It’s an incontrovertible and irritating fact that the more means you have to enjoy new and exciting things, the less time you’ll have to do them in. As you get older, the days seem to get shorter—or at least fuller—and the weeks seem to fly by. Before you know it, you’re dead.
Well, okay, that’s an exaggeration. But it’s certainly true once you, say, get out of university and start work. I remember the first couple of weeks at university. It was a whirlwind of new shit. Not literally, that would be disgusting. But a bunch of us decided that if there was ever a time to try out some new things, the first few weeks of university was it.
So we did. Shortly after arriving and introducing ourselves to each other (memorably, most of my flatmates’ first experience of me was witnessing me cooking a bacon sandwich whilst wearing a lop-sided dressing gown, as I’d been there a few days prior to them) we decided that we’d go along to the various taster sessions that the university clubs offered. Most of them would likely be things we wouldn’t want to continue with, we decided, but we might as well give them a go.
So it was that several of us found ourselves lying on the dirty floor of what was basically a big shed clutching large rifles and feeling extremely nervous about what the nice man had said about making sure you don’t accidentally shoot it at the floor because it will probably kill you. But then we got into the whole “shooting holes in bits of paper” thing and it all became a lot more interesting. Sure, none of us went back after that, but the fact I can say I’ve fired an actual real rifle is pretty cool.
And so it was that we found ourselves attending a ninjutsu class, learning the best way to deal with a knife-clutching attacker who is attempting to bum you or just kill you from behind. (Stick your bum out to knock him back, grab his arm, twist it in a smooth but convoluted manner, whip the knife up his arm, shaving all his skin off and causing considerable pain, pull him down to the ground, bash his elbow on the floor to break it in a manner which is difficult to heal and finally kick him in the face.
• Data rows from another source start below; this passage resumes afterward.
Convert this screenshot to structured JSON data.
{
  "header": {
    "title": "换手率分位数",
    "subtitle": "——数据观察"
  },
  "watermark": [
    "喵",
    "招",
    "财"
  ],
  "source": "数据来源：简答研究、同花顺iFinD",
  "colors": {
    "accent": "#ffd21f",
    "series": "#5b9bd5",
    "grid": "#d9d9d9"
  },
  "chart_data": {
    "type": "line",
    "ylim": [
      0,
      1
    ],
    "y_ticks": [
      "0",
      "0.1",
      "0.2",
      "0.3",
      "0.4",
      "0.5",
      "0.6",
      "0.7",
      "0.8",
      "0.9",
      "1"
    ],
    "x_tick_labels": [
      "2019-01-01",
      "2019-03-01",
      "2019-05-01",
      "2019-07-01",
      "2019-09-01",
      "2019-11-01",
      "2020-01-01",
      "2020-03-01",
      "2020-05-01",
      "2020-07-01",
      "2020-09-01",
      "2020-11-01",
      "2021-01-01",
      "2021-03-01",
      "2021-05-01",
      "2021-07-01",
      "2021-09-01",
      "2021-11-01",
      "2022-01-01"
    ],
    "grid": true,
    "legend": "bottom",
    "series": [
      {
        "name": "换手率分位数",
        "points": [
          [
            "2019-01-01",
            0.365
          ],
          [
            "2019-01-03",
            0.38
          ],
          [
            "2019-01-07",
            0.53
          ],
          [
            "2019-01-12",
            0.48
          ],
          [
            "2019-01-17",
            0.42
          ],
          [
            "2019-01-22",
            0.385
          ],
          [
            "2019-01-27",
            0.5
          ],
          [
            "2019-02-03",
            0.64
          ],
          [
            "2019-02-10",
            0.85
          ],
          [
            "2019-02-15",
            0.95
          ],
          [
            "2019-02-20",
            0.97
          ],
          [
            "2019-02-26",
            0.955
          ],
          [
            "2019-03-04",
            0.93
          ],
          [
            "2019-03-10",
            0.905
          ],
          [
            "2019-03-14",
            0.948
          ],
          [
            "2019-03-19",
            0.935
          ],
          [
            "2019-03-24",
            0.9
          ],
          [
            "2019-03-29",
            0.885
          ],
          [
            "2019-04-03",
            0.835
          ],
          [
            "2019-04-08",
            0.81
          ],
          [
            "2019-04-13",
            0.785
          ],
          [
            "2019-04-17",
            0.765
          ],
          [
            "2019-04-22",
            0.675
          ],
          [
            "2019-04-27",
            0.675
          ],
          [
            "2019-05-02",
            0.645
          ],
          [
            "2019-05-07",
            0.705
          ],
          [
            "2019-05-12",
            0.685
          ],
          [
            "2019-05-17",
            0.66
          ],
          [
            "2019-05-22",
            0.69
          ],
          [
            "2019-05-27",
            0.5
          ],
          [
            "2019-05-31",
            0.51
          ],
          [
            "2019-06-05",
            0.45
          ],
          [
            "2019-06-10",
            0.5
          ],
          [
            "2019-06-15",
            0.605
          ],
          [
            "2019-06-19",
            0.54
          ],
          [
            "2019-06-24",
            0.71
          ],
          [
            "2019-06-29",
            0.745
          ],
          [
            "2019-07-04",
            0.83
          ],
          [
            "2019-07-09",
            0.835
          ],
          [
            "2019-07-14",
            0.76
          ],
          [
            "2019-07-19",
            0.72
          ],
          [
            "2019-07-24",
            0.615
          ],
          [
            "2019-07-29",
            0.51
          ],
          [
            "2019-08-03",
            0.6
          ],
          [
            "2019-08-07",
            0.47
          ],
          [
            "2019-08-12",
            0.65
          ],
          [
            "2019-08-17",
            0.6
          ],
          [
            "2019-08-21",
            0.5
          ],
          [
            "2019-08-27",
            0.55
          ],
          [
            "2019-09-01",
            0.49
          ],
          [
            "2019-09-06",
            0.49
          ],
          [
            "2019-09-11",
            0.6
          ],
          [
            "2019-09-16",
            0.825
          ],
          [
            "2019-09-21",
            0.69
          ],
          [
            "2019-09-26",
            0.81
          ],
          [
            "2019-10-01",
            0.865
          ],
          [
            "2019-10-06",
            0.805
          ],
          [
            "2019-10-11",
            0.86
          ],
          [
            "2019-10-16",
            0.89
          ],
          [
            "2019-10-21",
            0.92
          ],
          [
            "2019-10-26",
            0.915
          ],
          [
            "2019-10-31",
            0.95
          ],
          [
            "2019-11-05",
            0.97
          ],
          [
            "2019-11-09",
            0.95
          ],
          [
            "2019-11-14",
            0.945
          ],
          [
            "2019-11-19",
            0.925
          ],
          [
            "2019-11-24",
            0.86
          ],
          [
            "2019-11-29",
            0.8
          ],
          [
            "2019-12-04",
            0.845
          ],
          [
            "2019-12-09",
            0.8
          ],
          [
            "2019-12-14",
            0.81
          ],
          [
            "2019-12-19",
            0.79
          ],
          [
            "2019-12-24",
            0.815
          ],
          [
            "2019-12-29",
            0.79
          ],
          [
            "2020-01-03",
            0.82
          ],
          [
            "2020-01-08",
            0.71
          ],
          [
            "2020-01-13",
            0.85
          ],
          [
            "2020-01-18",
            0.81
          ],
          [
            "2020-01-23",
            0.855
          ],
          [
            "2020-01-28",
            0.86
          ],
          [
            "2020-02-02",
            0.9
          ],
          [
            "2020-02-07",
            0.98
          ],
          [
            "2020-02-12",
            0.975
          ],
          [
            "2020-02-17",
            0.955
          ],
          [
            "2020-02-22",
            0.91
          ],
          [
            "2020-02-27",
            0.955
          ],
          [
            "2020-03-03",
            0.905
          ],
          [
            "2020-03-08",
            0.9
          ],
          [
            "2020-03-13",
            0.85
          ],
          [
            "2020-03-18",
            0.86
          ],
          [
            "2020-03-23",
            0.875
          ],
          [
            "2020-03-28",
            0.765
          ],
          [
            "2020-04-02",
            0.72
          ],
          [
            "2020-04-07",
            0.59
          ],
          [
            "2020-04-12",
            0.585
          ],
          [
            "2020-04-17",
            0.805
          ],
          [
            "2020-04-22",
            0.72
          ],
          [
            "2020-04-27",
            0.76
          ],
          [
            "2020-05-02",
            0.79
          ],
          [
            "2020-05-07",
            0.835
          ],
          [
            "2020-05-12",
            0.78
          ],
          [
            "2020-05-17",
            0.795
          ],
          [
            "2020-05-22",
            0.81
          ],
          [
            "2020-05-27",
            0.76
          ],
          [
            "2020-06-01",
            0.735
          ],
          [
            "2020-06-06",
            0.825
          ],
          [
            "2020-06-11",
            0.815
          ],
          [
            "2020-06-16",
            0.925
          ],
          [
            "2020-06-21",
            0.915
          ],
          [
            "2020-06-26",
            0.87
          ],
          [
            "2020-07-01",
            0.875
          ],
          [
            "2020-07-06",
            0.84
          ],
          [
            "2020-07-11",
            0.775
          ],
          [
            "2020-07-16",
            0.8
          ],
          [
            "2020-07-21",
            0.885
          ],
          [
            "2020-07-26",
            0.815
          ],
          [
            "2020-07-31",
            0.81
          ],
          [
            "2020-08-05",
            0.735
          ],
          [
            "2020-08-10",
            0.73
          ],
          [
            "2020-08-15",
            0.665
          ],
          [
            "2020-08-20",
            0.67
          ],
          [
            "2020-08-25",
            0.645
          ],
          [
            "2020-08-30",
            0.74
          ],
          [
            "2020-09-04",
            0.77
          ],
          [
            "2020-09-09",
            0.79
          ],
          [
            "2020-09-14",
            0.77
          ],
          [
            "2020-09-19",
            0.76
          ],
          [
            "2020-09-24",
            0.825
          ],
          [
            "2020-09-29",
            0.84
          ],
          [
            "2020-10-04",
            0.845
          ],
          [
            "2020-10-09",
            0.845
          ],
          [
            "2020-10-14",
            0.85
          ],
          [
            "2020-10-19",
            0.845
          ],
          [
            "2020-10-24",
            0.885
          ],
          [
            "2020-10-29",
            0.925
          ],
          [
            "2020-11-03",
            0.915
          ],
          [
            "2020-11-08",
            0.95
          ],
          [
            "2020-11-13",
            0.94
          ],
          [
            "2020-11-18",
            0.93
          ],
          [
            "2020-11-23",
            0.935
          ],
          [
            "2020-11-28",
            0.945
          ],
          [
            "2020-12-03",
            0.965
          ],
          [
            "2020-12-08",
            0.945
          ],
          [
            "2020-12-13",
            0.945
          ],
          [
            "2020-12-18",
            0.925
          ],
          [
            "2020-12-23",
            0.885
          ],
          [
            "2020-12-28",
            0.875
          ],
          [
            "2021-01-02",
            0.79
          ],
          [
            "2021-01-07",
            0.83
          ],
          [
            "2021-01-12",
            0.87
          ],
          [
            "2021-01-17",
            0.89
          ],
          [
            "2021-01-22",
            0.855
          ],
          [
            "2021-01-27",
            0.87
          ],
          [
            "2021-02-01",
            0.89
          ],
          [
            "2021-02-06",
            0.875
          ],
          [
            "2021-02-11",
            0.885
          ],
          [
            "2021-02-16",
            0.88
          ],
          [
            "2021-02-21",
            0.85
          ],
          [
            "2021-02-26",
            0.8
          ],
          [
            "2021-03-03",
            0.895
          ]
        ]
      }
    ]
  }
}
Possibly. I forget.) One of us went back and learned quite a lot about various ways to ninj other people to death. (What? “Ninj” is absolutely the verb to describe what ninjas do. They ninj people. You ninj. I ninj. They ninj. He/she/it ninjes. No? Shut up.) The rest of us didn’t.
That didn’t stop us trying out the other Ninjutsu club, where most of the session felt like Ninjas’ Playtime, as the entire class did forward roll after forward roll back and forth up and down a padded room. It was fun, but unlikely to kill anyone.
And so it was we found ourselves trying out the fencing club and discovering that people who have been fencing for a long time not only are much better than complete beginners, but they’re awfully smug about it. And epees somehow aren’t quite as satisfying as big, proper, actual swords. But then they’d probably be a bit more fatal. Unless everyone got to wear armour, and then you’d kind of be going into Knight Club territory, rather than fencing.
We continued this pattern for a while. Some of us stuck with the Karate-do-Shotokai club for a while, others (including myself) drifted off. Now, as most of us are pushing 30, you have to wonder if we’ll ever have the opportunity to get involved in such a diverse array of new things ever again.